Traditional means of space travel are too slow to push humans out of the solar system. Instead, Landis envisions ships with vast sails, propelled by laser light to about 10 percent the speed of light. Such a craft could make the 4.3 light-year trip to Alpha Centauri, the nearest star system, in about 43 years, though slowing down would be a problem. Stopping could take up to 100 years.
So, according to thermodymanics, energy cannot be created not destroyed, only transferred. So, suppose you have a craft of x mass. The problem is that we need to generate enough energy to get that mass moving. Usually, we do this with rockets. I'm not terribly sure the output in watts/joules the rockets produce, but if a laser were to be used, it would need to generate many times that power. Given that Apollo 10 was only travelling at 0.0037% (i rounded up) the speed of light, that laser would need to produce 2700 times as much power to get us to that 10% mark. Just where are we supposed to get that much power?

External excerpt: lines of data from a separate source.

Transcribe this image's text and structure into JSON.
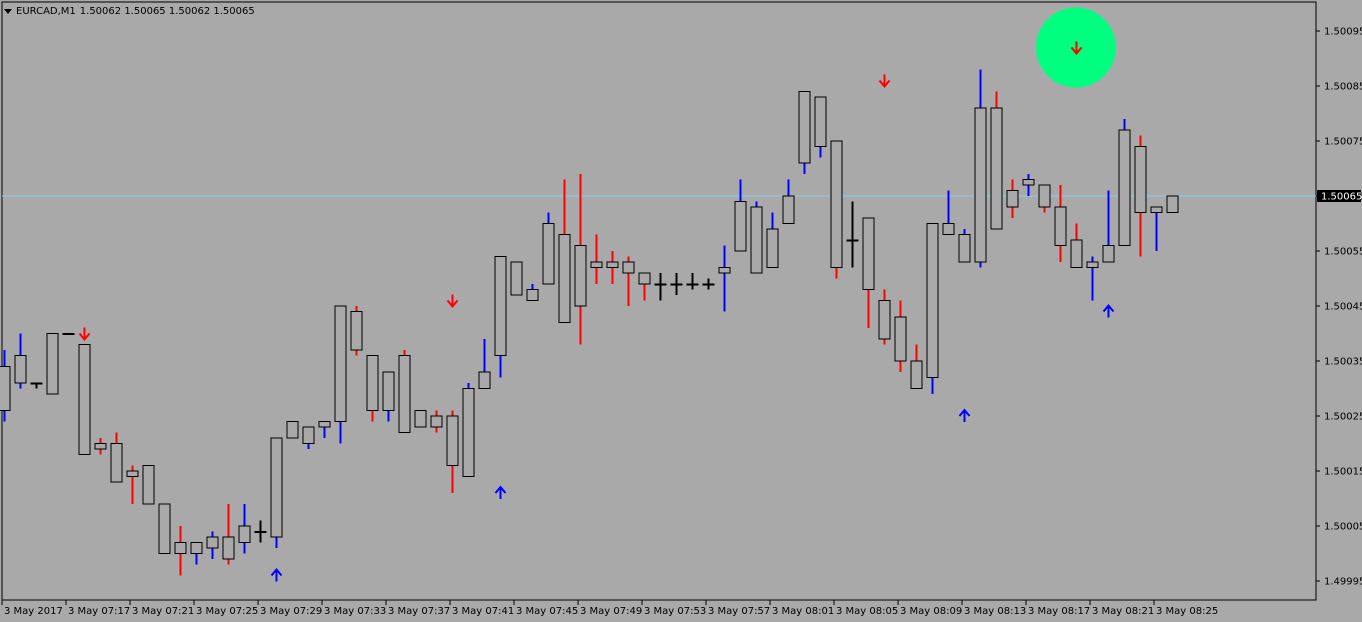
{
  "header": {
    "symbol": "EURCAD,M1",
    "ohlc": "1.50062 1.50065 1.50062 1.50065"
  },
  "current_price_label": "1.50065",
  "colors": {
    "background": "#a9a9a9",
    "bull": "#0000ff",
    "bear": "#ff0000",
    "neutral": "#000000",
    "bid_line": "#87ceeb",
    "price_tag_bg": "#000000",
    "price_tag_fg": "#ffffff",
    "signal_up": "#0000ff",
    "signal_down": "#ff0000",
    "highlight": "#00ff7f"
  },
  "chart_data": {
    "type": "candlestick",
    "symbol": "EURCAD",
    "timeframe": "M1",
    "ylim": [
      1.49988,
      1.501
    ],
    "y_ticks": [
      "1.50095",
      "1.50085",
      "1.50075",
      "1.50065",
      "1.50055",
      "1.50045",
      "1.50035",
      "1.50025",
      "1.50015",
      "1.50005",
      "1.49995"
    ],
    "x_ticks": [
      {
        "bar": 0,
        "label": "3 May 2017"
      },
      {
        "bar": 4,
        "label": "3 May 07:17"
      },
      {
        "bar": 8,
        "label": "3 May 07:21"
      },
      {
        "bar": 12,
        "label": "3 May 07:25"
      },
      {
        "bar": 16,
        "label": "3 May 07:29"
      },
      {
        "bar": 20,
        "label": "3 May 07:33"
      },
      {
        "bar": 24,
        "label": "3 May 07:37"
      },
      {
        "bar": 28,
        "label": "3 May 07:41"
      },
      {
        "bar": 32,
        "label": "3 May 07:45"
      },
      {
        "bar": 36,
        "label": "3 May 07:49"
      },
      {
        "bar": 40,
        "label": "3 May 07:53"
      },
      {
        "bar": 44,
        "label": "3 May 07:57"
      },
      {
        "bar": 48,
        "label": "3 May 08:01"
      },
      {
        "bar": 52,
        "label": "3 May 08:05"
      },
      {
        "bar": 56,
        "label": "3 May 08:09"
      },
      {
        "bar": 60,
        "label": "3 May 08:13"
      },
      {
        "bar": 64,
        "label": "3 May 08:17"
      },
      {
        "bar": 68,
        "label": "3 May 08:21"
      },
      {
        "bar": 72,
        "label": "3 May 08:25"
      }
    ],
    "bid": 1.50065,
    "candles": [
      {
        "o": 1.50026,
        "h": 1.50037,
        "l": 1.50024,
        "c": 1.50034
      },
      {
        "o": 1.50031,
        "h": 1.5004,
        "l": 1.5003,
        "c": 1.50036
      },
      {
        "o": 1.50031,
        "h": 1.50031,
        "l": 1.5003,
        "c": 1.50031
      },
      {
        "o": 1.50029,
        "h": 1.5004,
        "l": 1.50029,
        "c": 1.5004
      },
      {
        "o": 1.5004,
        "h": 1.5004,
        "l": 1.5004,
        "c": 1.5004
      },
      {
        "o": 1.50038,
        "h": 1.50038,
        "l": 1.50018,
        "c": 1.50018
      },
      {
        "o": 1.5002,
        "h": 1.50021,
        "l": 1.50018,
        "c": 1.50019
      },
      {
        "o": 1.5002,
        "h": 1.50022,
        "l": 1.50013,
        "c": 1.50013
      },
      {
        "o": 1.50015,
        "h": 1.50016,
        "l": 1.50009,
        "c": 1.50014
      },
      {
        "o": 1.50016,
        "h": 1.50016,
        "l": 1.50009,
        "c": 1.50009
      },
      {
        "o": 1.50009,
        "h": 1.50009,
        "l": 1.5,
        "c": 1.5
      },
      {
        "o": 1.50002,
        "h": 1.50005,
        "l": 1.49996,
        "c": 1.5
      },
      {
        "o": 1.5,
        "h": 1.50002,
        "l": 1.49998,
        "c": 1.50002
      },
      {
        "o": 1.50001,
        "h": 1.50004,
        "l": 1.49999,
        "c": 1.50003
      },
      {
        "o": 1.50003,
        "h": 1.50009,
        "l": 1.49998,
        "c": 1.49999
      },
      {
        "o": 1.50002,
        "h": 1.50009,
        "l": 1.5,
        "c": 1.50005
      },
      {
        "o": 1.50004,
        "h": 1.50006,
        "l": 1.50002,
        "c": 1.50004
      },
      {
        "o": 1.50003,
        "h": 1.50021,
        "l": 1.50001,
        "c": 1.50021
      },
      {
        "o": 1.50021,
        "h": 1.50024,
        "l": 1.50021,
        "c": 1.50024
      },
      {
        "o": 1.5002,
        "h": 1.50023,
        "l": 1.50019,
        "c": 1.50023
      },
      {
        "o": 1.50023,
        "h": 1.50024,
        "l": 1.50021,
        "c": 1.50024
      },
      {
        "o": 1.50024,
        "h": 1.50045,
        "l": 1.5002,
        "c": 1.50045
      },
      {
        "o": 1.50044,
        "h": 1.50045,
        "l": 1.50036,
        "c": 1.50037
      },
      {
        "o": 1.50036,
        "h": 1.50036,
        "l": 1.50024,
        "c": 1.50026
      },
      {
        "o": 1.50026,
        "h": 1.50033,
        "l": 1.50024,
        "c": 1.50033
      },
      {
        "o": 1.50036,
        "h": 1.50037,
        "l": 1.50022,
        "c": 1.50022
      },
      {
        "o": 1.50023,
        "h": 1.50026,
        "l": 1.50023,
        "c": 1.50026
      },
      {
        "o": 1.50025,
        "h": 1.50026,
        "l": 1.50022,
        "c": 1.50023
      },
      {
        "o": 1.50025,
        "h": 1.50026,
        "l": 1.50011,
        "c": 1.50016
      },
      {
        "o": 1.50014,
        "h": 1.50031,
        "l": 1.50014,
        "c": 1.5003
      },
      {
        "o": 1.5003,
        "h": 1.50039,
        "l": 1.5003,
        "c": 1.50033
      },
      {
        "o": 1.50036,
        "h": 1.50054,
        "l": 1.50032,
        "c": 1.50054
      },
      {
        "o": 1.50047,
        "h": 1.50053,
        "l": 1.50047,
        "c": 1.50053
      },
      {
        "o": 1.50046,
        "h": 1.50049,
        "l": 1.50046,
        "c": 1.50048
      },
      {
        "o": 1.50049,
        "h": 1.50062,
        "l": 1.50049,
        "c": 1.5006
      },
      {
        "o": 1.50058,
        "h": 1.50068,
        "l": 1.50042,
        "c": 1.50042
      },
      {
        "o": 1.50056,
        "h": 1.50069,
        "l": 1.50038,
        "c": 1.50045
      },
      {
        "o": 1.50053,
        "h": 1.50058,
        "l": 1.50049,
        "c": 1.50052
      },
      {
        "o": 1.50053,
        "h": 1.50055,
        "l": 1.50049,
        "c": 1.50052
      },
      {
        "o": 1.50053,
        "h": 1.50054,
        "l": 1.50045,
        "c": 1.50051
      },
      {
        "o": 1.50051,
        "h": 1.50051,
        "l": 1.50046,
        "c": 1.50049
      },
      {
        "o": 1.50049,
        "h": 1.50051,
        "l": 1.50046,
        "c": 1.50049
      },
      {
        "o": 1.50049,
        "h": 1.50051,
        "l": 1.50047,
        "c": 1.50049
      },
      {
        "o": 1.50049,
        "h": 1.50051,
        "l": 1.50048,
        "c": 1.50049
      },
      {
        "o": 1.50049,
        "h": 1.5005,
        "l": 1.50048,
        "c": 1.50049
      },
      {
        "o": 1.50051,
        "h": 1.50056,
        "l": 1.50044,
        "c": 1.50052
      },
      {
        "o": 1.50055,
        "h": 1.50068,
        "l": 1.50055,
        "c": 1.50064
      },
      {
        "o": 1.50051,
        "h": 1.50064,
        "l": 1.50051,
        "c": 1.50063
      },
      {
        "o": 1.50052,
        "h": 1.50062,
        "l": 1.50052,
        "c": 1.50059
      },
      {
        "o": 1.5006,
        "h": 1.50068,
        "l": 1.5006,
        "c": 1.50065
      },
      {
        "o": 1.50071,
        "h": 1.50084,
        "l": 1.50069,
        "c": 1.50084
      },
      {
        "o": 1.50074,
        "h": 1.50083,
        "l": 1.50072,
        "c": 1.50083
      },
      {
        "o": 1.50075,
        "h": 1.50075,
        "l": 1.5005,
        "c": 1.50052
      },
      {
        "o": 1.50057,
        "h": 1.50064,
        "l": 1.50052,
        "c": 1.50057
      },
      {
        "o": 1.50061,
        "h": 1.50061,
        "l": 1.50041,
        "c": 1.50048
      },
      {
        "o": 1.50046,
        "h": 1.50048,
        "l": 1.50038,
        "c": 1.50039
      },
      {
        "o": 1.50043,
        "h": 1.50046,
        "l": 1.50033,
        "c": 1.50035
      },
      {
        "o": 1.50035,
        "h": 1.50038,
        "l": 1.50031,
        "c": 1.5003
      },
      {
        "o": 1.50032,
        "h": 1.5006,
        "l": 1.50029,
        "c": 1.5006
      },
      {
        "o": 1.50058,
        "h": 1.50066,
        "l": 1.50058,
        "c": 1.5006
      },
      {
        "o": 1.50053,
        "h": 1.50059,
        "l": 1.50053,
        "c": 1.50058
      },
      {
        "o": 1.50053,
        "h": 1.50088,
        "l": 1.50052,
        "c": 1.50081
      },
      {
        "o": 1.50081,
        "h": 1.50084,
        "l": 1.50059,
        "c": 1.50059
      },
      {
        "o": 1.50066,
        "h": 1.50068,
        "l": 1.50061,
        "c": 1.50063
      },
      {
        "o": 1.50067,
        "h": 1.50069,
        "l": 1.50065,
        "c": 1.50068
      },
      {
        "o": 1.50067,
        "h": 1.50067,
        "l": 1.50062,
        "c": 1.50063
      },
      {
        "o": 1.50063,
        "h": 1.50067,
        "l": 1.50053,
        "c": 1.50056
      },
      {
        "o": 1.50057,
        "h": 1.5006,
        "l": 1.50052,
        "c": 1.50052
      },
      {
        "o": 1.50052,
        "h": 1.50054,
        "l": 1.50046,
        "c": 1.50053
      },
      {
        "o": 1.50053,
        "h": 1.50066,
        "l": 1.50053,
        "c": 1.50056
      },
      {
        "o": 1.50056,
        "h": 1.50079,
        "l": 1.50056,
        "c": 1.50077
      },
      {
        "o": 1.50074,
        "h": 1.50076,
        "l": 1.50054,
        "c": 1.50062
      },
      {
        "o": 1.50062,
        "h": 1.50063,
        "l": 1.50055,
        "c": 1.50063
      },
      {
        "o": 1.50062,
        "h": 1.50065,
        "l": 1.50062,
        "c": 1.50065
      }
    ],
    "signals": [
      {
        "bar": 5,
        "price": 1.5004,
        "dir": "down"
      },
      {
        "bar": 17,
        "price": 1.49996,
        "dir": "up"
      },
      {
        "bar": 28,
        "price": 1.50046,
        "dir": "down"
      },
      {
        "bar": 31,
        "price": 1.50011,
        "dir": "up"
      },
      {
        "bar": 55,
        "price": 1.50086,
        "dir": "down"
      },
      {
        "bar": 60,
        "price": 1.50025,
        "dir": "up"
      },
      {
        "bar": 67,
        "price": 1.50092,
        "dir": "down"
      },
      {
        "bar": 69,
        "price": 1.50044,
        "dir": "up"
      }
    ],
    "highlight": {
      "bar": 67,
      "price": 1.50092
    }
  }
}
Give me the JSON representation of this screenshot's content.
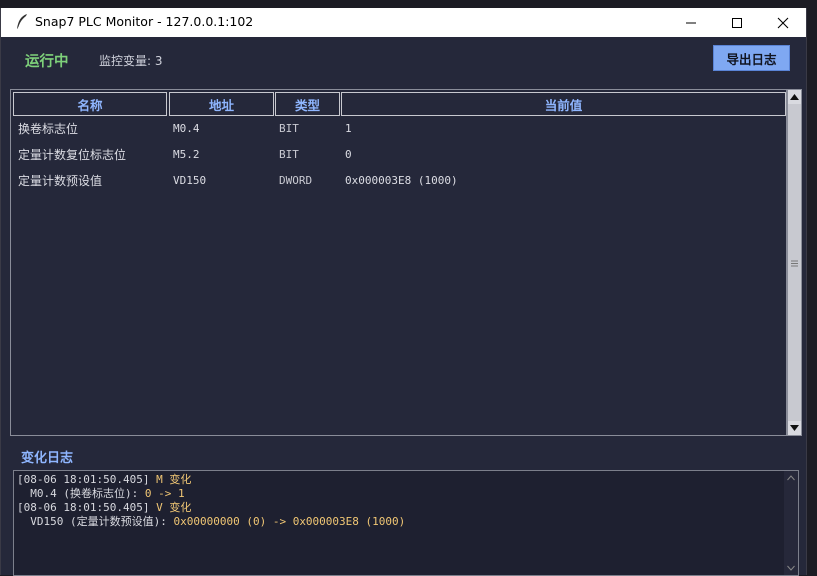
{
  "window": {
    "title": "Snap7 PLC Monitor - 127.0.0.1:102"
  },
  "top_bar": {
    "status": "运行中",
    "var_count_label": "监控变量: 3",
    "export_button": "导出日志"
  },
  "table": {
    "headers": [
      "名称",
      "地址",
      "类型",
      "当前值"
    ],
    "rows": [
      {
        "name": "换卷标志位",
        "address": "M0.4",
        "type": "BIT",
        "value": "1"
      },
      {
        "name": "定量计数复位标志位",
        "address": "M5.2",
        "type": "BIT",
        "value": "0"
      },
      {
        "name": "定量计数预设值",
        "address": "VD150",
        "type": "DWORD",
        "value": "0x000003E8 (1000)"
      }
    ]
  },
  "log": {
    "title": "变化日志",
    "lines": [
      {
        "prefix": "[08-06 18:01:50.405] ",
        "kw": "M 变化",
        "rest": ""
      },
      {
        "prefix": "  M0.4 (换卷标志位): ",
        "kw": "0 -> 1",
        "rest": ""
      },
      {
        "prefix": "[08-06 18:01:50.405] ",
        "kw": "V 变化",
        "rest": ""
      },
      {
        "prefix": "  VD150 (定量计数预设值): ",
        "kw": "0x00000000 (0) -> 0x000003E8 (1000)",
        "rest": ""
      }
    ]
  },
  "colors": {
    "background": "#25283a",
    "running_green": "#7ed17a",
    "header_blue": "#8fb6ff",
    "export_button_bg": "#7fa8f2",
    "log_highlight": "#f0c674"
  }
}
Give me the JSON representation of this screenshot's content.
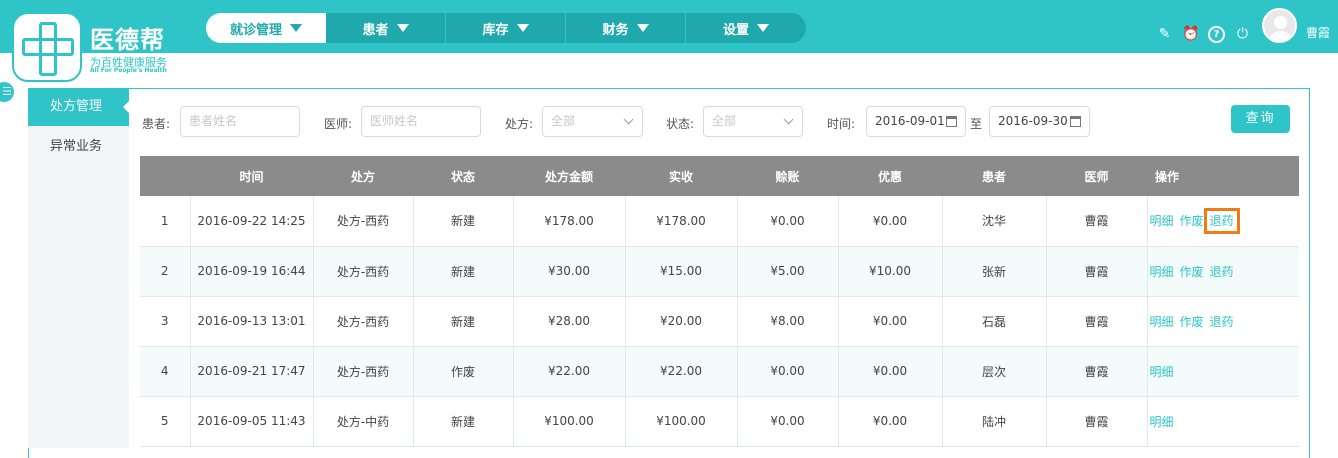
{
  "app": {
    "logo_title": "医德帮",
    "logo_sub": "为百姓健康服务",
    "logo_sub_en": "All For People's Health",
    "username": "曹霞"
  },
  "nav": [
    {
      "label": "就诊管理",
      "active": true
    },
    {
      "label": "患者"
    },
    {
      "label": "库存"
    },
    {
      "label": "财务"
    },
    {
      "label": "设置"
    }
  ],
  "toolbar_icons": [
    "edit-icon",
    "alarm-clock-icon",
    "help-icon",
    "power-icon"
  ],
  "sidebar": {
    "items": [
      {
        "label": "处方管理",
        "active": true
      },
      {
        "label": "异常业务"
      }
    ]
  },
  "filters": {
    "patient_label": "患者:",
    "patient_placeholder": "患者姓名",
    "doctor_label": "医师:",
    "doctor_placeholder": "医师姓名",
    "rx_label": "处方:",
    "rx_value": "全部",
    "status_label": "状态:",
    "status_value": "全部",
    "time_label": "时间:",
    "date_from": "2016-09-01",
    "to_label": "至",
    "date_to": "2016-09-30",
    "query_button": "查询"
  },
  "table": {
    "headers": [
      "",
      "时间",
      "处方",
      "状态",
      "处方金额",
      "实收",
      "赊账",
      "优惠",
      "患者",
      "医师",
      "操作"
    ],
    "rows": [
      {
        "no": "1",
        "time": "2016-09-22 14:25",
        "rx": "处方-西药",
        "status": "新建",
        "amount": "¥178.00",
        "received": "¥178.00",
        "credit": "¥0.00",
        "discount": "¥0.00",
        "patient": "沈华",
        "doctor": "曹霞",
        "ops": [
          "明细",
          "作废",
          "退药"
        ]
      },
      {
        "no": "2",
        "time": "2016-09-19 16:44",
        "rx": "处方-西药",
        "status": "新建",
        "amount": "¥30.00",
        "received": "¥15.00",
        "credit": "¥5.00",
        "discount": "¥10.00",
        "patient": "张新",
        "doctor": "曹霞",
        "ops": [
          "明细",
          "作废",
          "退药"
        ]
      },
      {
        "no": "3",
        "time": "2016-09-13 13:01",
        "rx": "处方-西药",
        "status": "新建",
        "amount": "¥28.00",
        "received": "¥20.00",
        "credit": "¥8.00",
        "discount": "¥0.00",
        "patient": "石磊",
        "doctor": "曹霞",
        "ops": [
          "明细",
          "作废",
          "退药"
        ]
      },
      {
        "no": "4",
        "time": "2016-09-21 17:47",
        "rx": "处方-西药",
        "status": "作废",
        "amount": "¥22.00",
        "received": "¥22.00",
        "credit": "¥0.00",
        "discount": "¥0.00",
        "patient": "层次",
        "doctor": "曹霞",
        "ops": [
          "明细"
        ]
      },
      {
        "no": "5",
        "time": "2016-09-05 11:43",
        "rx": "处方-中药",
        "status": "新建",
        "amount": "¥100.00",
        "received": "¥100.00",
        "credit": "¥0.00",
        "discount": "¥0.00",
        "patient": "陆冲",
        "doctor": "曹霞",
        "ops": [
          "明细"
        ]
      }
    ]
  }
}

From the sun via space based lasers as I already posted.
Up to a certain extent (the wind was a fickle energy source at best) . You're objections are valid, of course. Technically speaking, Columbus' voyage was far more feasible then space travel.
But no one believed in his succes (apart from himself) when he started out, and, the results no one could foresee.
A proper analogy cannot be found in earth history, but I would like to attend that the society of today, while in general I am exceedingly pessimistic about it, is far more research oriented than ever before.
Naj
Quote:If we had the same amount of chemical propellant, it would provide only one tenth as much velocity increment.
What is ion propulsion?
Deep Space 1 sets record with ion propulsion system
It's important to note that it's not the amount of power at any small time period but the amount or power over mission time, hence rockets are not a good example but lasers are, as is possibly ion drive at least for light unmanned craft.
Note I am not suggesting ion drive for manned missions, except possibly for deceleration.